Lau Nai-keung was a man of conviction

  • Lau, who died this week, was usually described as “pro-Beijing” or “pro-China”
  • Far from an opportunist, he believed in democratic reform in Hong Kong but did not think it could be achieved without Beijing’s backing
PUBLISHED : Thursday, 22 November, 2018, 5:53pm
UPDATED : Thursday, 22 November, 2018, 10:16pm

Love him or hate him, Lau Nai-keung was a man of conviction. One of the first Hong Kong people to join the Chinese People’s Political Consultative Conference in the 1980s, the top advisory body to the central government, Lau, who died this week after a long battle with cancer aged 71, was usually described as “pro-Beijing” or “pro-China”.

Opposition critics have used such labels to taint opponents as opportunists. But Lau truly believed in the political stances he took, the commitments he made and the views he expressed, through countless newspaper columns, written in English and Chinese. You could argue with him, consider his views silly or wise, but never doubt that he believed in every word he said or wrote.
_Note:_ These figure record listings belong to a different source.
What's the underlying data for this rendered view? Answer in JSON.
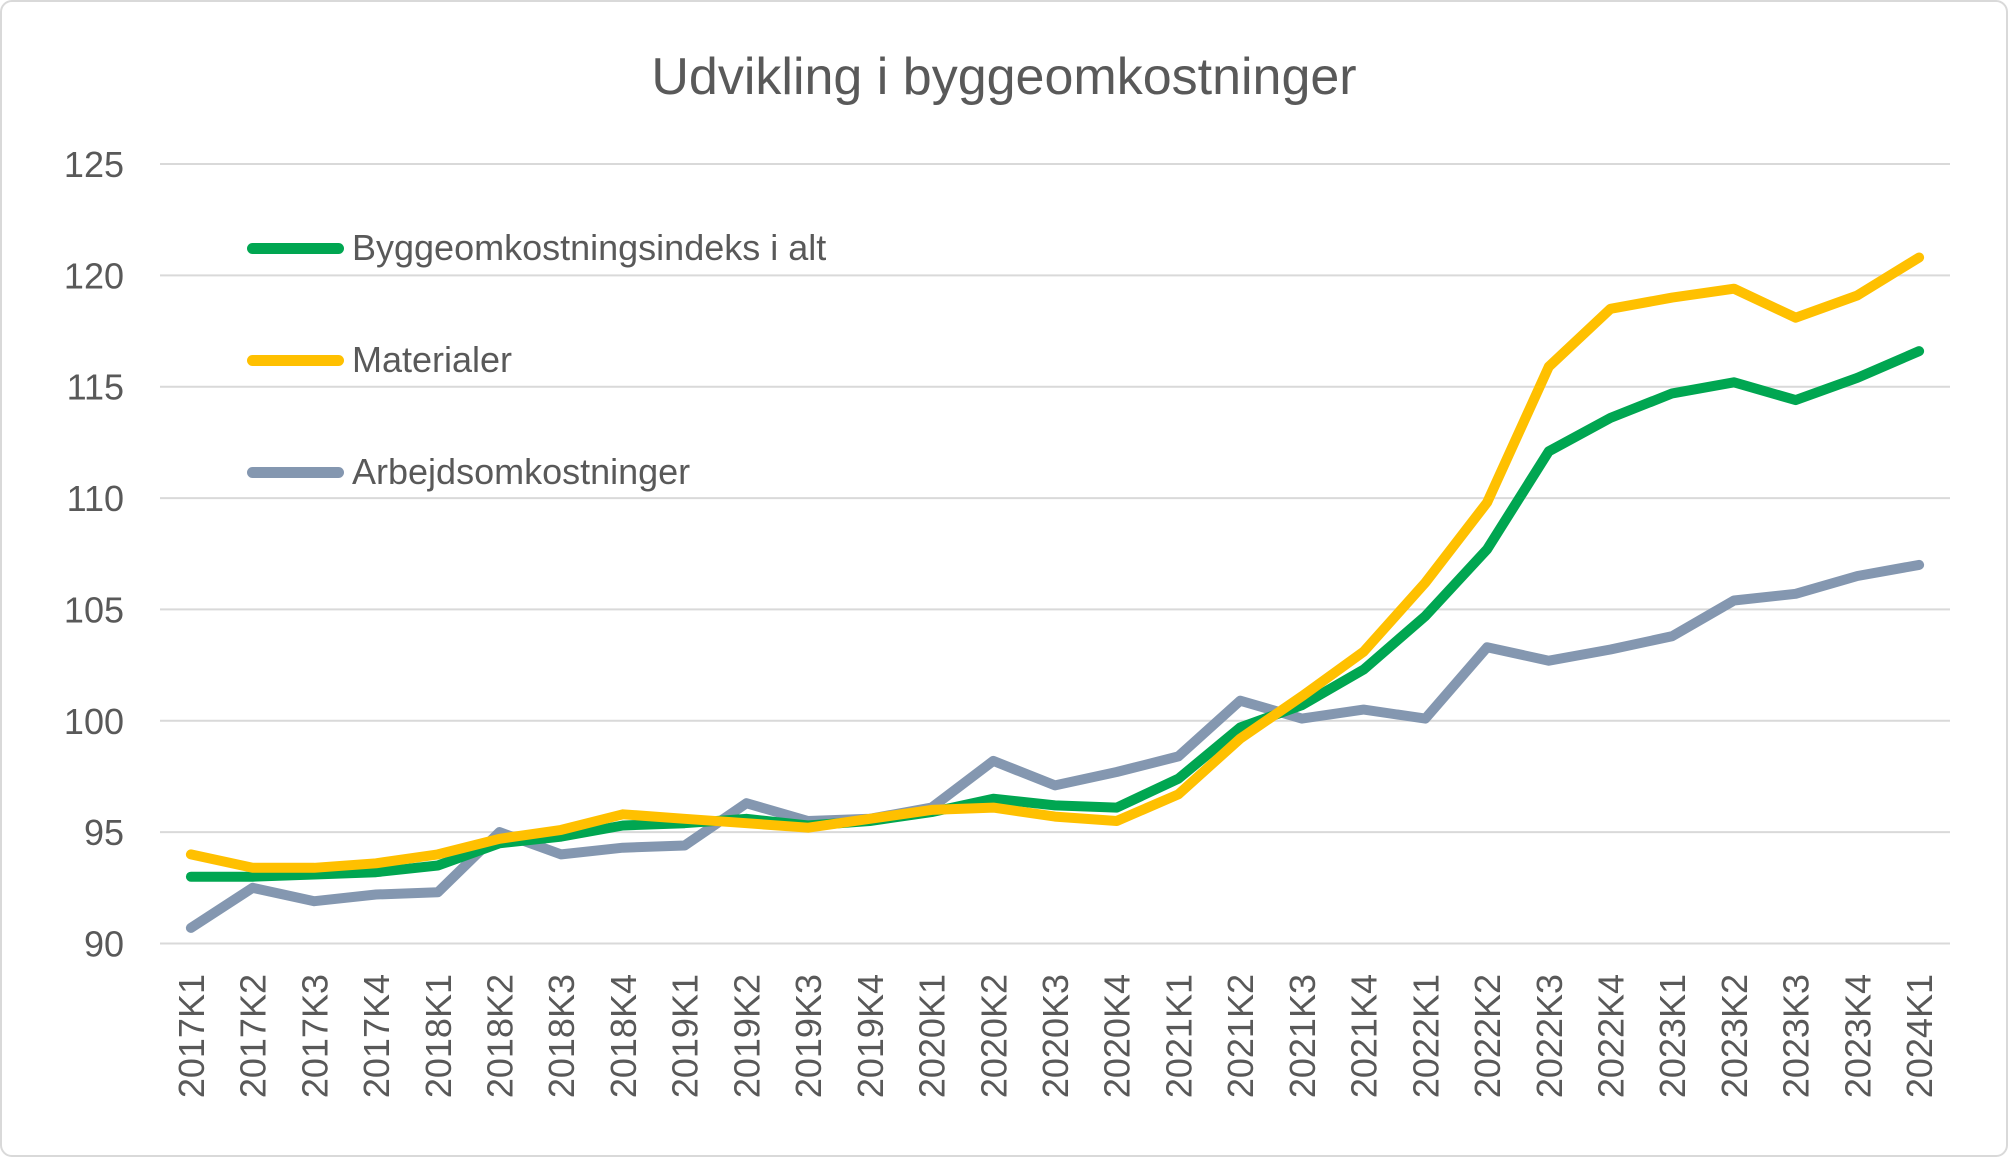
{
  "chart_data": {
    "type": "line",
    "title": "Udvikling i byggeomkostninger",
    "categories": [
      "2017K1",
      "2017K2",
      "2017K3",
      "2017K4",
      "2018K1",
      "2018K2",
      "2018K3",
      "2018K4",
      "2019K1",
      "2019K2",
      "2019K3",
      "2019K4",
      "2020K1",
      "2020K2",
      "2020K3",
      "2020K4",
      "2021K1",
      "2021K2",
      "2021K3",
      "2021K4",
      "2022K1",
      "2022K2",
      "2022K3",
      "2022K4",
      "2023K1",
      "2023K2",
      "2023K3",
      "2023K4",
      "2024K1"
    ],
    "series": [
      {
        "name": "Byggeomkostningsindeks i alt",
        "color": "#00A651",
        "values": [
          93.0,
          93.0,
          93.1,
          93.2,
          93.5,
          94.5,
          94.8,
          95.3,
          95.4,
          95.6,
          95.3,
          95.5,
          95.9,
          96.5,
          96.2,
          96.1,
          97.4,
          99.7,
          100.7,
          102.3,
          104.7,
          107.7,
          112.1,
          113.6,
          114.7,
          115.2,
          114.4,
          115.4,
          116.6
        ]
      },
      {
        "name": "Materialer",
        "color": "#FFC000",
        "values": [
          94.0,
          93.4,
          93.4,
          93.6,
          94.0,
          94.7,
          95.1,
          95.8,
          95.6,
          95.4,
          95.2,
          95.6,
          96.0,
          96.1,
          95.7,
          95.5,
          96.7,
          99.2,
          101.1,
          103.1,
          106.2,
          109.8,
          115.9,
          118.5,
          119.0,
          119.4,
          118.1,
          119.1,
          120.8
        ]
      },
      {
        "name": "Arbejdsomkostninger",
        "color": "#8497B0",
        "values": [
          90.7,
          92.5,
          91.9,
          92.2,
          92.3,
          95.0,
          94.0,
          94.3,
          94.4,
          96.3,
          95.5,
          95.6,
          96.1,
          98.2,
          97.1,
          97.7,
          98.4,
          100.9,
          100.1,
          100.5,
          100.1,
          103.3,
          102.7,
          103.2,
          103.8,
          105.4,
          105.7,
          106.5,
          107.0
        ]
      }
    ],
    "ylim": [
      90,
      125
    ],
    "yticks": [
      90,
      95,
      100,
      105,
      110,
      115,
      120,
      125
    ],
    "grid": "horizontal",
    "legend_position": "top-left-inside",
    "axis_text_color": "#595959",
    "gridline_color": "#D9D9D9",
    "background": "#FFFFFF"
  }
}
If for nothing else but simply as a fellow columnist, I found his mastery of both languages wholly admirable and an example to Hong Kong people. He showed why as Hongkongers, we should all be able to write competently in both languages, and speak well in English, Cantonese and Mandarin.
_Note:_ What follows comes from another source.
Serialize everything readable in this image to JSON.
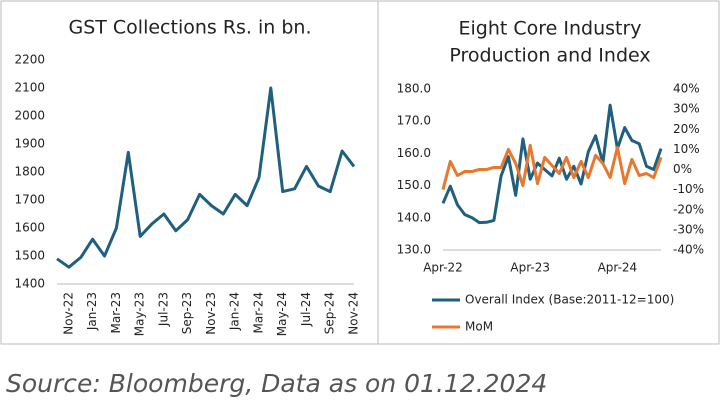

It’s a sad commentary on the current state of Hong Kong that some university students, through misguided anti-China sentiments, have made it a political issue to reject having to learn Mandarin. It’s doubly ironic when many such “localist” activists speak better Mandarin than English.

Veteran Hong Kong politician Lau Nai-keung dies, aged 71

Lau had been a member of the Basic Law Committee since 2007, and his term was renewed for another five years this summer. Given his outspokenness against both the pan-democrats and the more recent localist radicals, it’s easy to forget that he was one of the founders of the Meeting Point, which merged with the United Democrats to become the Democratic Party before the handover. He was a patriot first, a democrat second; and a Chinese as well as a Hongkonger.

He believed in democratic reform in Hong Kong but did not think it could be achieved without Beijing’s backing. That was why he broke with the Meeting Point, which supported the last governor Chris Patten’s unilateral but limited electoral reform against British agreements already reached with Beijing.

As it is, far more seats in the legislature today are directly elected than anything achieved under Patten; and the Election Committee that picks the chief executive, while not fully democratic, is much more representative than the way Britain chose its colonial governors.

So far, Lau has been proved right against his former democratic colleagues.